From Spider-Man to Avatar, Emily to Benjamin: Achieving Photoreal Digital Actors

With support from the Beijing ACM SIGGRAPH Chapter, SIGGRAPH Asia 2010 presented Paul Debevec's exciting insights into the world of computer graphics and interactive techniques.









7 September 2010, 9-11 am

Beiguo Theater, Beijing Normal University

Attendance: 300

Abstract

Paul Debevec

Paul Debevec is Associate Director of Graphics Research at the University of Southern California's Institute for Creative Technologies and a Research Associate Professor in USC's Viterbi School of Engineering's Computer Science Department.

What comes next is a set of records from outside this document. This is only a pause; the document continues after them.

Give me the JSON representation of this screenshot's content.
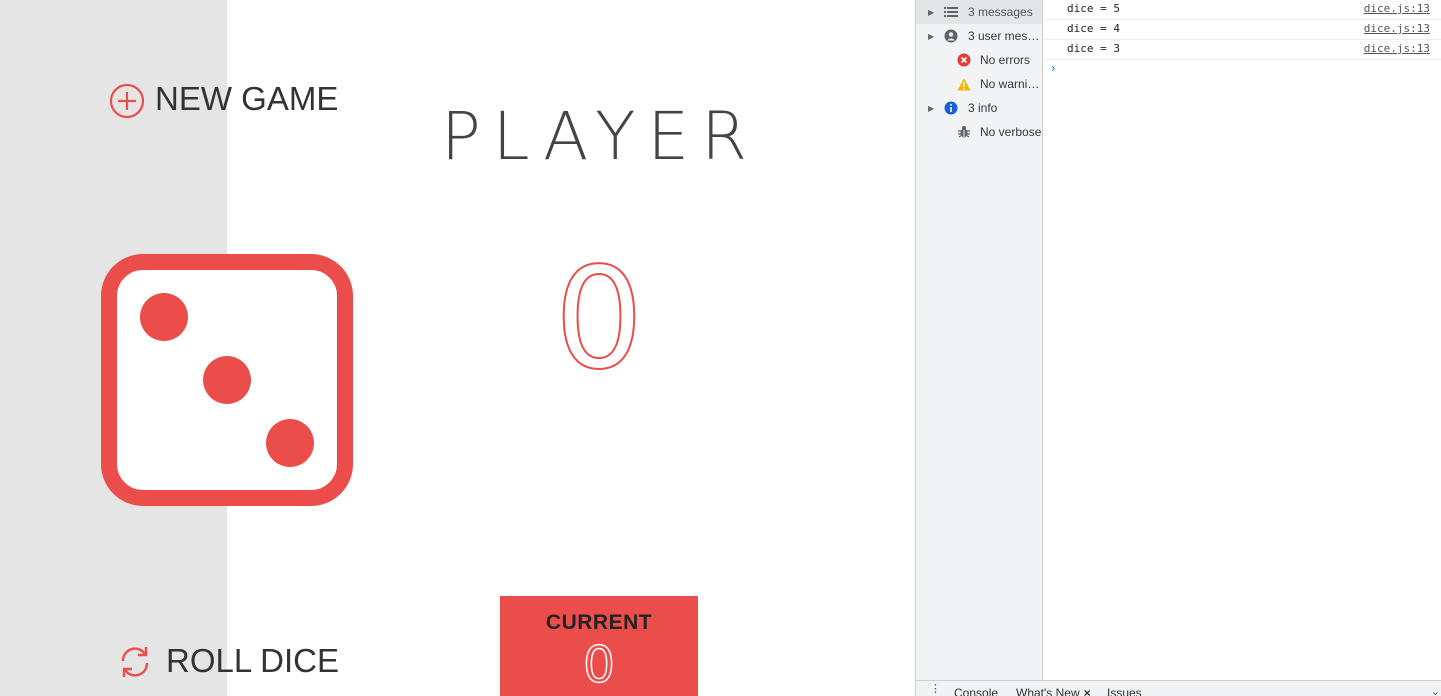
{
  "game": {
    "new_game_label": "NEW GAME",
    "roll_dice_label": "ROLL DICE",
    "player_name": "PLAYER",
    "player_score": "0",
    "current_label": "CURRENT",
    "current_score": "0",
    "dice_face": 3,
    "accent_color": "#eb4d4b",
    "left_panel_color": "#e6e5e5",
    "icons": {
      "new_game": "plus-circle-icon",
      "roll_dice": "refresh-icon"
    }
  },
  "devtools": {
    "sidebar": [
      {
        "label": "3 messages",
        "icon": "list-icon",
        "expandable": true,
        "selected": true
      },
      {
        "label": "3 user mess…",
        "icon": "user-icon",
        "expandable": true,
        "selected": false
      },
      {
        "label": "No errors",
        "icon": "error-icon",
        "expandable": false,
        "selected": false
      },
      {
        "label": "No warnings",
        "icon": "warning-icon",
        "expandable": false,
        "selected": false
      },
      {
        "label": "3 info",
        "icon": "info-icon",
        "expandable": true,
        "selected": false
      },
      {
        "label": "No verbose",
        "icon": "bug-icon",
        "expandable": false,
        "selected": false
      }
    ],
    "logs": [
      {
        "message": "dice = 5",
        "source": "dice.js:13"
      },
      {
        "message": "dice = 4",
        "source": "dice.js:13"
      },
      {
        "message": "dice = 3",
        "source": "dice.js:13"
      }
    ],
    "prompt_symbol": "›",
    "drawer_tabs": {
      "console": "Console",
      "whats_new": "What's New",
      "issues": "Issues"
    }
  }
}
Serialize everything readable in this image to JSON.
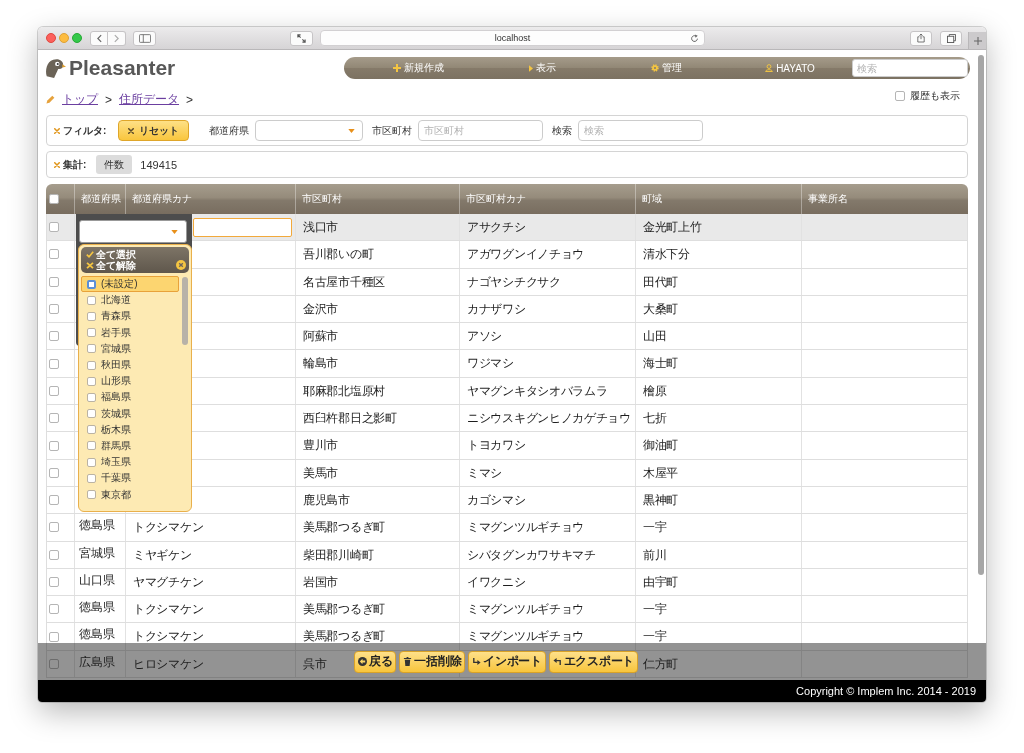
{
  "browser": {
    "url": "localhost"
  },
  "header": {
    "logo": "Pleasanter",
    "nav": [
      {
        "kind": "new",
        "label": "新規作成"
      },
      {
        "kind": "view",
        "label": "表示"
      },
      {
        "kind": "manage",
        "label": "管理"
      },
      {
        "kind": "user",
        "label": "HAYATO"
      }
    ],
    "search": {
      "placeholder": "検索"
    }
  },
  "breadcrumb": [
    {
      "label": "トップ",
      "separator": ">"
    },
    {
      "label": "住所データ",
      "separator": ">"
    }
  ],
  "history": {
    "label": "履歴も表示",
    "checked": false
  },
  "filter": {
    "title": "フィルタ:",
    "reset": "リセット",
    "fields": [
      {
        "kind": "select",
        "label": "都道府県"
      },
      {
        "kind": "text",
        "label": "市区町村",
        "placeholder": "市区町村"
      },
      {
        "kind": "text",
        "label": "検索",
        "placeholder": "検索"
      }
    ]
  },
  "summary": {
    "title": "集計:",
    "tag": "件数",
    "value": "149415"
  },
  "table": {
    "all_checked": false,
    "columns": [
      "都道府県",
      "都道府県カナ",
      "市区町村",
      "市区町村カナ",
      "町域",
      "事業所名"
    ],
    "rows": [
      {
        "checked": false,
        "hovered": true,
        "cells": [
          null,
          null,
          "浅口市",
          "アサクチシ",
          "金光町上竹"
        ]
      },
      {
        "checked": false,
        "hovered": false,
        "cells": [
          null,
          null,
          "吾川郡いの町",
          "アガワグンイノチョウ",
          "清水下分"
        ]
      },
      {
        "checked": false,
        "hovered": false,
        "cells": [
          null,
          null,
          "名古屋市千種区",
          "ナゴヤシチクサク",
          "田代町"
        ]
      },
      {
        "checked": false,
        "hovered": false,
        "cells": [
          null,
          null,
          "金沢市",
          "カナザワシ",
          "大桑町"
        ]
      },
      {
        "checked": false,
        "hovered": false,
        "cells": [
          null,
          null,
          "阿蘇市",
          "アソシ",
          "山田"
        ]
      },
      {
        "checked": false,
        "hovered": false,
        "cells": [
          null,
          null,
          "輪島市",
          "ワジマシ",
          "海士町"
        ]
      },
      {
        "checked": false,
        "hovered": false,
        "cells": [
          null,
          null,
          "耶麻郡北塩原村",
          "ヤマグンキタシオバラムラ",
          "檜原"
        ]
      },
      {
        "checked": false,
        "hovered": false,
        "cells": [
          null,
          null,
          "西臼杵郡日之影町",
          "ニシウスキグンヒノカゲチョウ",
          "七折"
        ]
      },
      {
        "checked": false,
        "hovered": false,
        "cells": [
          null,
          null,
          "豊川市",
          "トヨカワシ",
          "御油町"
        ]
      },
      {
        "checked": false,
        "hovered": false,
        "cells": [
          null,
          null,
          "美馬市",
          "ミマシ",
          "木屋平"
        ]
      },
      {
        "checked": false,
        "hovered": false,
        "cells": [
          null,
          null,
          "鹿児島市",
          "カゴシマシ",
          "黒神町"
        ]
      },
      {
        "checked": false,
        "hovered": false,
        "cells": [
          "徳島県",
          "トクシマケン",
          "美馬郡つるぎ町",
          "ミマグンツルギチョウ",
          "一宇"
        ]
      },
      {
        "checked": false,
        "hovered": false,
        "cells": [
          "宮城県",
          "ミヤギケン",
          "柴田郡川崎町",
          "シバタグンカワサキマチ",
          "前川"
        ]
      },
      {
        "checked": false,
        "hovered": false,
        "cells": [
          "山口県",
          "ヤマグチケン",
          "岩国市",
          "イワクニシ",
          "由宇町"
        ]
      },
      {
        "checked": false,
        "hovered": false,
        "cells": [
          "徳島県",
          "トクシマケン",
          "美馬郡つるぎ町",
          "ミマグンツルギチョウ",
          "一宇"
        ]
      },
      {
        "checked": false,
        "hovered": false,
        "cells": [
          "徳島県",
          "トクシマケン",
          "美馬郡つるぎ町",
          "ミマグンツルギチョウ",
          "一宇"
        ]
      },
      {
        "checked": false,
        "hovered": false,
        "cells": [
          "広島県",
          "ヒロシマケン",
          "呉市",
          null,
          "仁方町"
        ]
      }
    ]
  },
  "dropdown": {
    "select_all": "全て選択",
    "deselect_all": "全て解除",
    "options": [
      {
        "label": "(未設定)",
        "checked": false,
        "hovered": true
      },
      {
        "label": "北海道",
        "checked": false,
        "hovered": false
      },
      {
        "label": "青森県",
        "checked": false,
        "hovered": false
      },
      {
        "label": "岩手県",
        "checked": false,
        "hovered": false
      },
      {
        "label": "宮城県",
        "checked": false,
        "hovered": false
      },
      {
        "label": "秋田県",
        "checked": false,
        "hovered": false
      },
      {
        "label": "山形県",
        "checked": false,
        "hovered": false
      },
      {
        "label": "福島県",
        "checked": false,
        "hovered": false
      },
      {
        "label": "茨城県",
        "checked": false,
        "hovered": false
      },
      {
        "label": "栃木県",
        "checked": false,
        "hovered": false
      },
      {
        "label": "群馬県",
        "checked": false,
        "hovered": false
      },
      {
        "label": "埼玉県",
        "checked": false,
        "hovered": false
      },
      {
        "label": "千葉県",
        "checked": false,
        "hovered": false
      },
      {
        "label": "東京都",
        "checked": false,
        "hovered": false
      }
    ]
  },
  "actions": [
    {
      "kind": "back",
      "label": "戻る"
    },
    {
      "kind": "delete",
      "label": "一括削除"
    },
    {
      "kind": "import",
      "label": "インポート"
    },
    {
      "kind": "export",
      "label": "エクスポート"
    }
  ],
  "footer": {
    "copyright": "Copyright © Implem Inc. 2014 - 2019"
  }
}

His 1996 PhD thesis from the University of California, Berkeley presented Façade, an image-based modeling and rendering system for creating photoreal architectural models from photographs. Using Façade, he led creation of virtual cinematography of the Berkeley campus for his SIGGRAPH 97 film "The Campanile Movie". Techniques from that film were subsequently used to create virtual backgrounds for "bullet-time" shots in
"The Matrix".

He pioneered high-dynamic-range (HDR) image-based lighting techniques in his animations "Rendering with Natural Light", "Fiat Lux", and "The Parthenon", and he led the design of HDR Shop, the first HDR image editing program. At ICT, Debevec has led development of a series of Light Stage devices for digitizing the shape and appearance of human faces, for which he received a Scientific and Engineering Academy Award in 2010 with Tim Hawkins, John Monos, and Mark Sagar.

The recipient of ACM SIGGRAPH's first Significant New Researcher Award in 2001, he co-authored the 2005 book High Dynamic Range Imaging and chaired the SIGGRAPH 2007 Computer Animation Festival. He is a member of the ACM SIGGRAPH Executive Committee, the Visual Effects Society, and the Academy of Motion Picture Arts and Sciences.